"We're running out of ways to cram more trains onto the infrastructure," Boardman told a hearing of the Committee on Commerce, Science, and Transportation on the future of the Northeast Corridor.
"We are going to need more than just federal capital funding to address this crisis. We are going to need a new model. If we do not obtain one, the outlook for the system's capacity and condition is grim."
Amtrak has proposed a $151 billion redevelopment of the entire corridor over the next quarter-century, envisioning a separate high-speed corridor between Washington and Boston to accommodate trains traveling at 220 m.p.h.
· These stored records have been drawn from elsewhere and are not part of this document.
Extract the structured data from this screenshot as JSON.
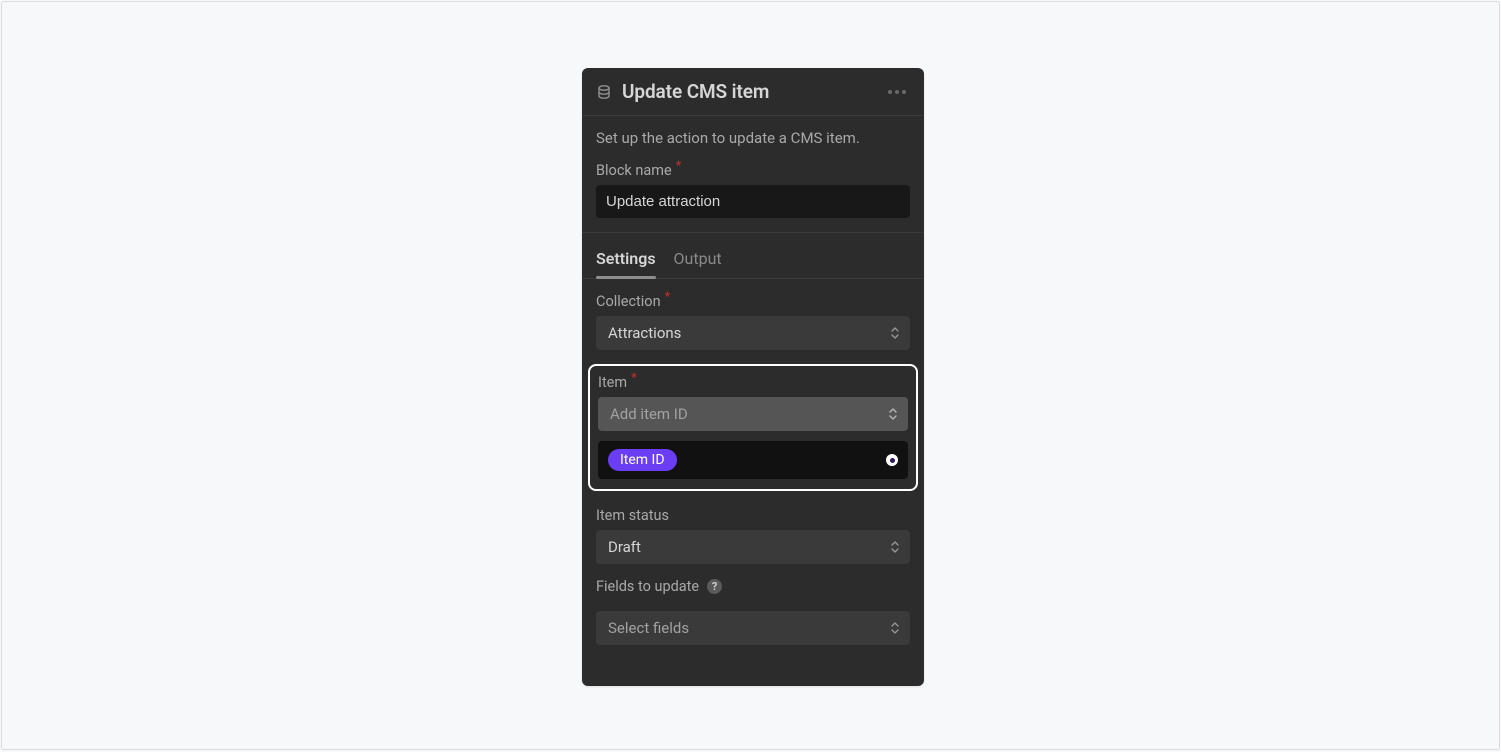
{
  "header": {
    "title": "Update CMS item"
  },
  "intro": {
    "description": "Set up the action to update a CMS item.",
    "block_name_label": "Block name",
    "block_name_value": "Update attraction"
  },
  "tabs": {
    "settings": "Settings",
    "output": "Output"
  },
  "fields": {
    "collection": {
      "label": "Collection",
      "value": "Attractions"
    },
    "item": {
      "label": "Item",
      "placeholder": "Add item ID",
      "token": "Item ID"
    },
    "item_status": {
      "label": "Item status",
      "value": "Draft"
    },
    "fields_to_update": {
      "label": "Fields to update",
      "placeholder": "Select fields"
    }
  }
}
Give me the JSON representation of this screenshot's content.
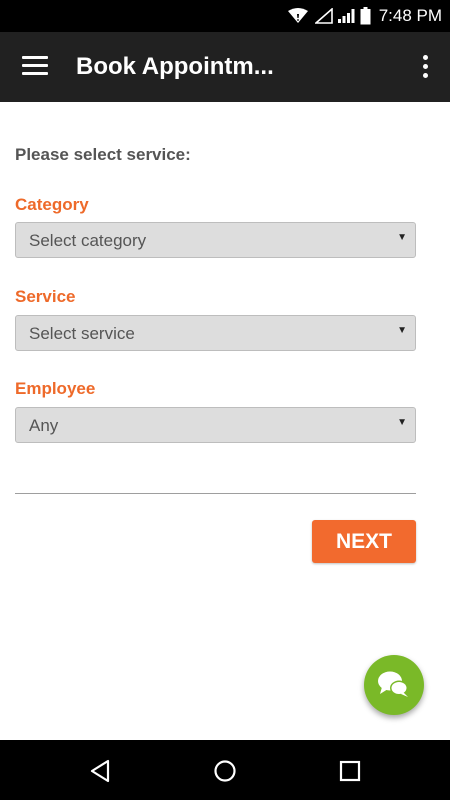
{
  "status_bar": {
    "time": "7:48 PM"
  },
  "app_bar": {
    "title": "Book Appointm..."
  },
  "form": {
    "intro": "Please select service:",
    "category": {
      "label": "Category",
      "value": "Select category"
    },
    "service": {
      "label": "Service",
      "value": "Select service"
    },
    "employee": {
      "label": "Employee",
      "value": "Any"
    },
    "dropdown_arrow": "▼",
    "next_label": "NEXT"
  },
  "colors": {
    "accent": "#ee6a2a",
    "button": "#f26a2e",
    "fab": "#7ab928",
    "toolbar": "#212121"
  },
  "icons": {
    "menu": "menu-icon",
    "overflow": "more-vert-icon",
    "chat": "chat-bubbles-icon",
    "back": "back-triangle-icon",
    "home": "home-circle-icon",
    "recents": "recents-square-icon"
  }
}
That could mean 37-minute trips between Philadelphia and New York City, with bullet trains traveling in tunnels beneath Philadelphia, with stops at a new airport station and an expanded Market East station.
Separately, the Federal Railroad Administration is studying how to improve the rail corridor, and this month unveiled 15 alternatives for improved passenger service, varying from modest upgrades to an all-new high-speed corridor like that advocated by Amtrak.
The FRA expects to select its "preferred alternative" for the corridor by mid-2015.
Boardman said the current way of funding Amtrak, subject to annual congressional budget debates and threats of no more subsidies, "cannot sustain a program of this magnitude."
"Congress must act to create a funding program that will support multiyear, multi-billion-dollar projects, and that will require local and regional contributions," he said.